Oxygen is a critical resource in hospitals, especially during the COVID-19 pandemic, where it was used to treat patients with respiratory symptoms. Hospitals employ various methods to ensure a steady supply of oxygen for their patients. One common method is the use of large tanks produced by factories that supercool air into liquid form, separate the oxygen layer, and store it under high pressure. This process is expensive and requires adequate safety measures to prevent accidents. Alternatively, hospitals may use concentrators and generators, which filter nitrogen from the air to produce oxygen. These devices can be bedside-sized or large enough to supply pipelines or fill cylinders. While they provide a cheaper and continuous oxygen supply, they rely on a stable power source to function.

Characteristics Values
How is oxygen produced for hospitals? Large tanks of oxygen are produced by factories that supercool air into liquid form, separate the oxygen layer, and store it under high pressure.

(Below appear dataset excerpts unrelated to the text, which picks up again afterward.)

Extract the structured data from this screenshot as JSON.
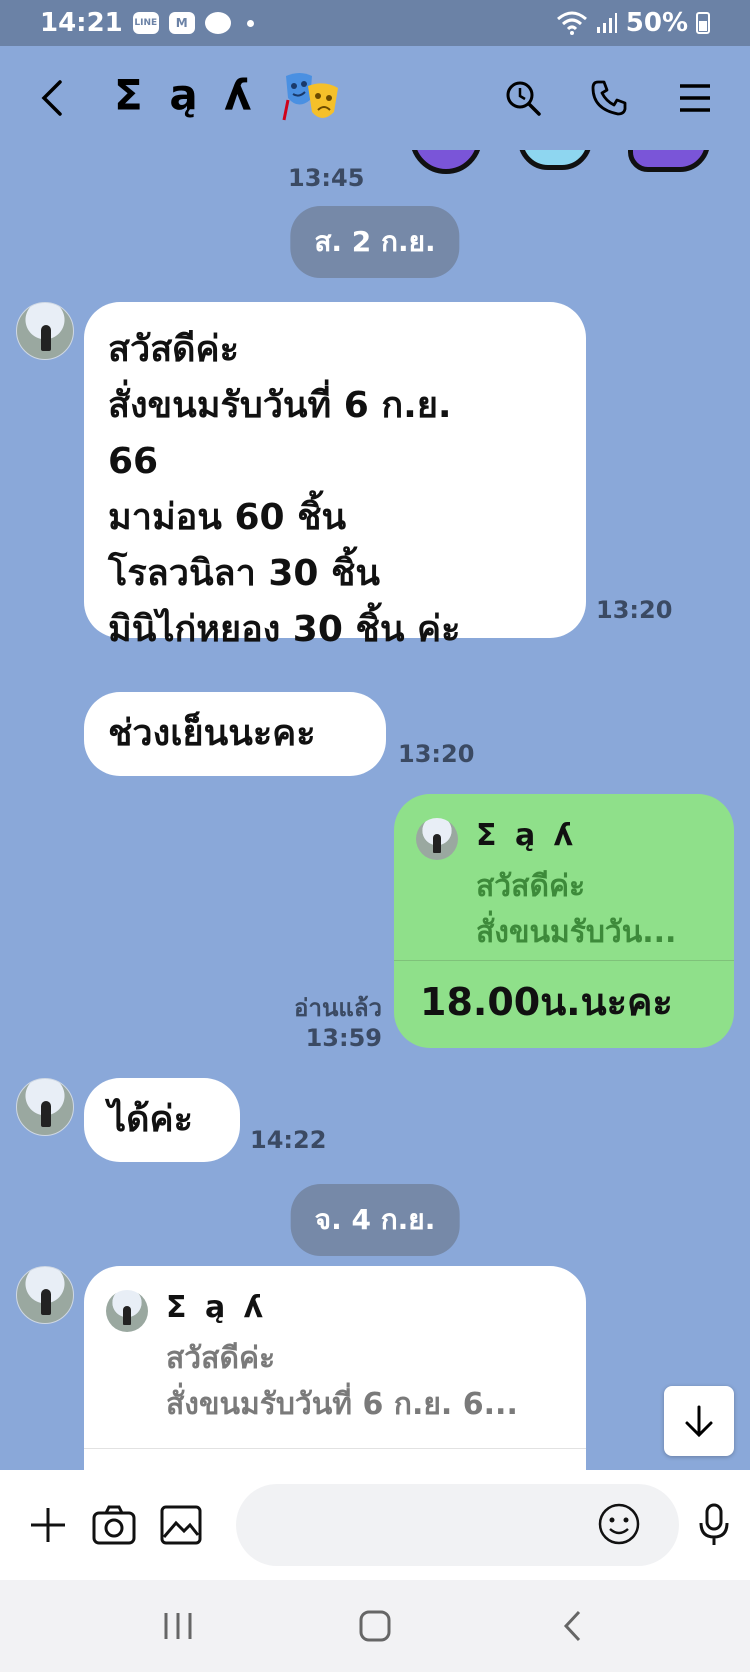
{
  "status_bar": {
    "time": "14:21",
    "app_icons": [
      "LINE",
      "M",
      "•"
    ],
    "battery": "50%"
  },
  "header": {
    "title": "Σ ą ʎ",
    "icons": [
      "back-icon",
      "search-icon",
      "phone-icon",
      "menu-icon"
    ]
  },
  "messages": {
    "prev_time": "13:45",
    "date1": "ส. 2 ก.ย.",
    "msg1": {
      "lines": [
        "สวัสดีค่ะ",
        "สั่งขนมรับวันที่ 6 ก.ย.",
        "66",
        "มาม่อน 60 ชิ้น",
        "โรลวนิลา 30 ชิ้น",
        "มินิไก่หยอง 30 ชิ้น ค่ะ"
      ],
      "time": "13:20"
    },
    "msg2": {
      "text": "ช่วงเย็นนะคะ",
      "time": "13:20"
    },
    "msg3": {
      "reply_name": "Σ ą ʎ",
      "reply_line1": "สวัสดีค่ะ",
      "reply_line2": "สั่งขนมรับวัน...",
      "text": "18.00น.นะคะ",
      "read": "อ่านแล้ว",
      "time": "13:59"
    },
    "msg4": {
      "text": "ได้ค่ะ",
      "time": "14:22"
    },
    "date2": "จ. 4 ก.ย.",
    "msg5": {
      "reply_name": "Σ ą ʎ",
      "reply_line1": "สวัสดีค่ะ",
      "reply_line2": "สั่งขนมรับวันที่ 6 ก.ย. 6..."
    }
  },
  "input": {
    "placeholder": ""
  },
  "colors": {
    "chat_bg": "#8aa8d9",
    "own_bubble": "#8fe08a",
    "other_bubble": "#ffffff",
    "date_pill": "#7689a8"
  }
}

Oxygen can also be produced by concentrators and generators, which filter nitrogen out of the air to provide medical oxygen.
How is oxygen supplied to patients? Oxygen cylinders with open valves.
Nasal cannulas for low to moderate concentrations of oxygen.
Oxygen shortages During the COVID-19 pandemic, people died because they couldn't access oxygen treatment.
Only 58% of general hospitals in LMICs have adequate oxygen supplies.
Bias in pulse oximeters that overestimate oxygen levels in darker-skinned patients can also lead to oxygen shortages for those patients.
Impact of power outages Power outages should not stop the flow of oxygen supplies to those reliant on medical devices.
Local oxygen suppliers can assist patients during power outages.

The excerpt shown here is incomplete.